Understanding Golang sleep() function

When we write a simple Golang program test, like

package main

import "time"

func main() {
    time.Sleep(1000 * time.Millisecond)
}

How Golang to implement these functions?

In this blog, I simply analyze the timer that is used for Sleep() function of Golang v1.12.

TLDR

Golang Sleep() function utilizes hrtimer to set timeout of sleep.

Full article

In Linux POSIX (Portable Operating System Interface), sleep function has been implemented. You can try

$ sleep 1

in shell for sleeping one second, which is implemented by linux timer nanosleep.
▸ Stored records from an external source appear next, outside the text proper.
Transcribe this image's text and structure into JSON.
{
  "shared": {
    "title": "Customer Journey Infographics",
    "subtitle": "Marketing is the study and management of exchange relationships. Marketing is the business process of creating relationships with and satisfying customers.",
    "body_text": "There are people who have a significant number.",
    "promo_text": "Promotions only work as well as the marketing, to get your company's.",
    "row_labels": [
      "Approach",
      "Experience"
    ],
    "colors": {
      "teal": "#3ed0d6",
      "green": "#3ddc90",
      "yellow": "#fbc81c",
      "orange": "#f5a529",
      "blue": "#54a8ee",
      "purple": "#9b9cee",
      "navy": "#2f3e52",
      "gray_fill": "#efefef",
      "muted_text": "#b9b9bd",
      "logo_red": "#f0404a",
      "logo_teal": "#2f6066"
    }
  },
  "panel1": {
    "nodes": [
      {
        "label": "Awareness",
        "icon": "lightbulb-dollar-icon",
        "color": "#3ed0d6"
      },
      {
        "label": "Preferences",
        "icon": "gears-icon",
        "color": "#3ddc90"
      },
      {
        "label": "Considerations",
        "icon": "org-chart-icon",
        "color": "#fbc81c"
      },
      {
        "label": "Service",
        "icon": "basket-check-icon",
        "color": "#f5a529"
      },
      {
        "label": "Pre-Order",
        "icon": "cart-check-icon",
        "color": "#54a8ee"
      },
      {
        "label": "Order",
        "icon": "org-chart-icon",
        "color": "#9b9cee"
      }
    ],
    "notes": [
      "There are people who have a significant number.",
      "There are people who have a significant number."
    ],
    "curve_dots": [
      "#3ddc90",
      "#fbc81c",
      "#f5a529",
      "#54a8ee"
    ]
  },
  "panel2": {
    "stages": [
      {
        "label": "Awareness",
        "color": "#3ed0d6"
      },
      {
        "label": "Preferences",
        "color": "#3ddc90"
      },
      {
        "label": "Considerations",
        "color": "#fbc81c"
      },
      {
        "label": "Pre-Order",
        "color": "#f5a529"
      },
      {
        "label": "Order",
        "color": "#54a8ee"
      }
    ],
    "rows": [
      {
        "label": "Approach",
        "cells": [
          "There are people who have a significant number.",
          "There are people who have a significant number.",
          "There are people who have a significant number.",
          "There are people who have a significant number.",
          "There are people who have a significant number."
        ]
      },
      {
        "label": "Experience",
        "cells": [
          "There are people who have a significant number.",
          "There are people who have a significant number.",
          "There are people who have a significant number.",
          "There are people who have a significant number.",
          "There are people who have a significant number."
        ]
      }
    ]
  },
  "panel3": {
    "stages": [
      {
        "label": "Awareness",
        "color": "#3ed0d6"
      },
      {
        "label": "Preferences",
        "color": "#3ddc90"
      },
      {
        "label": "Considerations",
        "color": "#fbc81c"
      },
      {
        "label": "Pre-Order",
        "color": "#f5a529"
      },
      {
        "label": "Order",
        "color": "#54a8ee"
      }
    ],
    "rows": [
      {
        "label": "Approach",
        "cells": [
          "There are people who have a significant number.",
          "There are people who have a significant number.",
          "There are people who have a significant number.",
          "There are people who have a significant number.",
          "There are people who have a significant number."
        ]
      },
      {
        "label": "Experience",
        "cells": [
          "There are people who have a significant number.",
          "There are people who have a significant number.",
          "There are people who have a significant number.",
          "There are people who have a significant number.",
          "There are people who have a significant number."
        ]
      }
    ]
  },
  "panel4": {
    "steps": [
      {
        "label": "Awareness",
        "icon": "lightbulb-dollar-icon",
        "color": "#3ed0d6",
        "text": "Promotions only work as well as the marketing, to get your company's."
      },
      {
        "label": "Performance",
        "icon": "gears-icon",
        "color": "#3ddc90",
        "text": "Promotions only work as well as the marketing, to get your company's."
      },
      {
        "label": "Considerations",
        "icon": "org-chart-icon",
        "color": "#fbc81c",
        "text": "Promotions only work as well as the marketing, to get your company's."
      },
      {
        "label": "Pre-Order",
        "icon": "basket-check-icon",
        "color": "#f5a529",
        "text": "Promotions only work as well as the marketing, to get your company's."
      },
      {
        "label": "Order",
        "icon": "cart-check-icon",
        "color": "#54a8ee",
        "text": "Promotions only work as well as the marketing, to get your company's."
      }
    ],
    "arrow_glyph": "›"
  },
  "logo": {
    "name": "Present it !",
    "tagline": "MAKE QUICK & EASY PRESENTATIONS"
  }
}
However, Golang does not use timer for its Sleep() directly. If you check code in go/src/time/sleep.go, you’ll find that timer is not implemented in this file. Instead, it is implemented in go/src/runtime/time.go. In the function timeSleep(ns int64),

func timeSleep(ns int64) {
	if ns <= 0 {
		return
	}

	gp := getg()
	t := gp.timer
	if t == nil {
		t = new(timer)
		gp.timer = t
	}
	*t = timer{}
	t.when = nanotime() + ns
	t.f = goroutineReady
	t.arg = gp
	tb := t.assignBucket()
	lock(&tb.lock)
	if !tb.addtimerLocked(t) {
		unlock(&tb.lock)
		badTimer()
	}
	goparkunlock(&tb.lock, waitReasonSleep, traceEvGoSleep, 2)
}

before line 17, function is creating a timer. In line 17, it locks timer. So, Sleep() sets up timer by locking a resource ns nanoseconds. If we use strace to run a go application,

$ strace ./test
...
futex(0x55ca00, FUTEX_WAIT_PRIVATE, 0, NULL) = -1
...

Sleep() call futex function to sleep.

In the go/src/runtime/lock_futex.go, lock function

func lock(l *mutex) {
	gp := getg()

	if gp.m.locks < 0 {
		throw("runtime·lock: lock count")
	}
	gp.m.locks++

	// Speculative grab for lock.
	v := atomic.Xchg(key32(&l.key), mutex_locked)
	if v == mutex_unlocked {
		return
	}

	// wait is either MUTEX_LOCKED or MUTEX_SLEEPING
	// depending on whether there is a thread sleeping
	// on this mutex. If we ever change l->key from
	// MUTEX_SLEEPING to some other value, we must be
	// careful to change it back to MUTEX_SLEEPING before
	// returning, to ensure that the sleeping thread gets
	// its wakeup call.
	wait := v

	// On uniprocessors, no point spinning.
	// On multiprocessors, spin for ACTIVE_SPIN attempts.
	spin := 0
	if ncpu > 1 {
		spin = active_spin
	}
	for {
		// Try for lock, spinning.
		for i := 0; i < spin; i++ {
			for l.key == mutex_unlocked {
				if atomic.Cas(key32(&l.key), mutex_unlocked, wait) {
					return
				}
			}
			procyield(active_spin_cnt)
		}

		// Try for lock, rescheduling.
		for i := 0; i < passive_spin; i++ {
			for l.key == mutex_unlocked {
				if atomic.Cas(key32(&l.key), mutex_unlocked, wait) {
					return
				}
			}
			osyield()
		}

		// Sleep.
		v = atomic.Xchg(key32(&l.key), mutex_sleeping)
		if v == mutex_unlocked {
			return
		}
		wait = mutex_sleeping
		futexsleep(key32(&l.key), mutex_sleeping, -1)
	}
}

line 57 calls futexsleep.

In go/src/runtime/os_linux.go, function futexsleep is defined as to call futex function of linux.

So far, we can know that Golang utilize Linux futex function to set timer for Sleep() function.

In Linux , futex is implemented in linux/kernel/futex.c. hrtimer is used as timer of futex. hrtimer is a high-resolution timer compared with the other timers (itimers, POSIX timers,nanosleep,precise in-kernel timing).

In summary, when we call Sleep() function in Golang,

App calls sleep of Golang -> Golang calls futex of Linux -> futex utilizes hrtimer to be timer.